I thought of all the times I’ve ever eaten lemon meringue pie. There was the time at the grocery store bakery. It tasted something like what I imagined the washing machine thought of the lemon flavored laundry detergent—potent, but unimpressive, and maybe a bit soapy too. The second one I had was at a chain restaurant years ago. The lemon wanted to burn a hole through my tongue and down my throat, and the meringue was a suspiciously sticky bit of cotton. Clearly, a lemon meringue pie recipe was a waste of perfectly good paper in a cookbook.
The boy attempted to blend the butter into the flour for the crust while I separated the disgusting white snot of the egg from the deep yellow. “It’s too hard,” the boy panted, holding out the pastry blender. “Baking is hard work,” I said. Clearly he had spent every last ounce of energy working his little twiggy arms into that cold butter, so I excused him. He hopped down from the chair he had been standing on and ran three laps around the kitchen. Clearly, he was exhausted.
Fractions and Pie Pieces
Something like a cute little rodent popping its head out of its hole, the boy popped back up in his chair so that he could read the recipe on the counter. In his cute five-year-old voice he read to me the next instruction, stumbling over the fractions for measuring out flour and sugar. We measured it all out together, not too concerned with perfection—after all, it was laundry detergent pie.

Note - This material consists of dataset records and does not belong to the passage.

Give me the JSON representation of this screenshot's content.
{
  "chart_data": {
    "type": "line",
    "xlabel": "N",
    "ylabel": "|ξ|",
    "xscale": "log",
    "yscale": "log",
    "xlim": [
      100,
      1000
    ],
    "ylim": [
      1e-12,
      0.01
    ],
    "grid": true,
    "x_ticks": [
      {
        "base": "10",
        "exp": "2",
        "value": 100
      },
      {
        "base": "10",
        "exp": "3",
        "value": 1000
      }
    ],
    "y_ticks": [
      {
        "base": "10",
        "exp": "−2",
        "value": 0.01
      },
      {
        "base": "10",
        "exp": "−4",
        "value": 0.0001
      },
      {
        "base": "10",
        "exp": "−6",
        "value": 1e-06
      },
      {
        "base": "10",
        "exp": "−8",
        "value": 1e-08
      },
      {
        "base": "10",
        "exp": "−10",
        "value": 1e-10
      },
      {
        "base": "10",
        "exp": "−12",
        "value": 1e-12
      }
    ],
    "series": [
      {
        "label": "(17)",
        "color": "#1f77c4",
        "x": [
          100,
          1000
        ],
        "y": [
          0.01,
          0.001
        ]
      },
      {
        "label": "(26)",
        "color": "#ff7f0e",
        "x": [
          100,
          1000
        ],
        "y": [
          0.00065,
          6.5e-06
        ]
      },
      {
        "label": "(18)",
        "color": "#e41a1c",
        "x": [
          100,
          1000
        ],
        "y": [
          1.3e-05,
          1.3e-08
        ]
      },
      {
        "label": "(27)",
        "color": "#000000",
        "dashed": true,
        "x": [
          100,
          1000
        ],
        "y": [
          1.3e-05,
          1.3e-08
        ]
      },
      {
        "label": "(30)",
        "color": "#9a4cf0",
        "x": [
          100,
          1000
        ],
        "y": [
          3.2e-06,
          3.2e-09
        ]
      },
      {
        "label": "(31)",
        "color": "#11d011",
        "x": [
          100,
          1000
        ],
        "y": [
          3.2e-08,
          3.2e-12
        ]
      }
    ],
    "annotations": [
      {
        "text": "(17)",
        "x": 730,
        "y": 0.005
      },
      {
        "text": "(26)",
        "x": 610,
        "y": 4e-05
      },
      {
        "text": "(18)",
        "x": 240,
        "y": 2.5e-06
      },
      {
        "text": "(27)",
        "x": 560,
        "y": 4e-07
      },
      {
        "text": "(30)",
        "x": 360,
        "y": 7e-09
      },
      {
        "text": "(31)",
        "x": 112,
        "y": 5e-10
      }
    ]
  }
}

The boy was sent out into the yard to fetch a big fat Meyer lemon. He then made his best attempt at juicing it while I made my best attempt at not grating my thumb along with the lemon peel. No luck. There’s a little something special in that laundry detergent pie. I call it the secret ingredient.
I gave the boy the post of stirring the thickening filling on the stove, as it turned into an oozing, mucus-like, gelatinous sort of concoction. He had trouble staying focused. I took over stirring our laundry detergent flavored filling, adding in the lemon juice minus the fifty seeds. Those Meyer lemons take reproduction very seriously.
A Startling Pie Realization
I felt a bit like I was painting with cloud as I slathered the meringue over-top of the hot filling. I smoothed it around, caressing that pie, and started to think that maybe—just maybe—it wasn’t a laundry detergent pie after all. The pie cloud got an affectionate smack with the rubber spatula, and it was slid into the oven.
Something amazing happened. Laundry detergent is not in the pie! And it doesn’t burn a hole in the tongue and throat. It tastes like my lemon tree smells—the scent of lemon blossom and lemon oil all mixed up in rain. The boy said the meringue tastes like the inside of a marshmallow, but it’s better than that. It is eating a soft, sweet cloud. The whole experience is like eating a lemon tree in a rainstorm.
Maybe I shouldn’t join that over-achiever’s addiction group. Hard work always seems to pay off. I mean, who in that group got to eat a lemon tree tonight?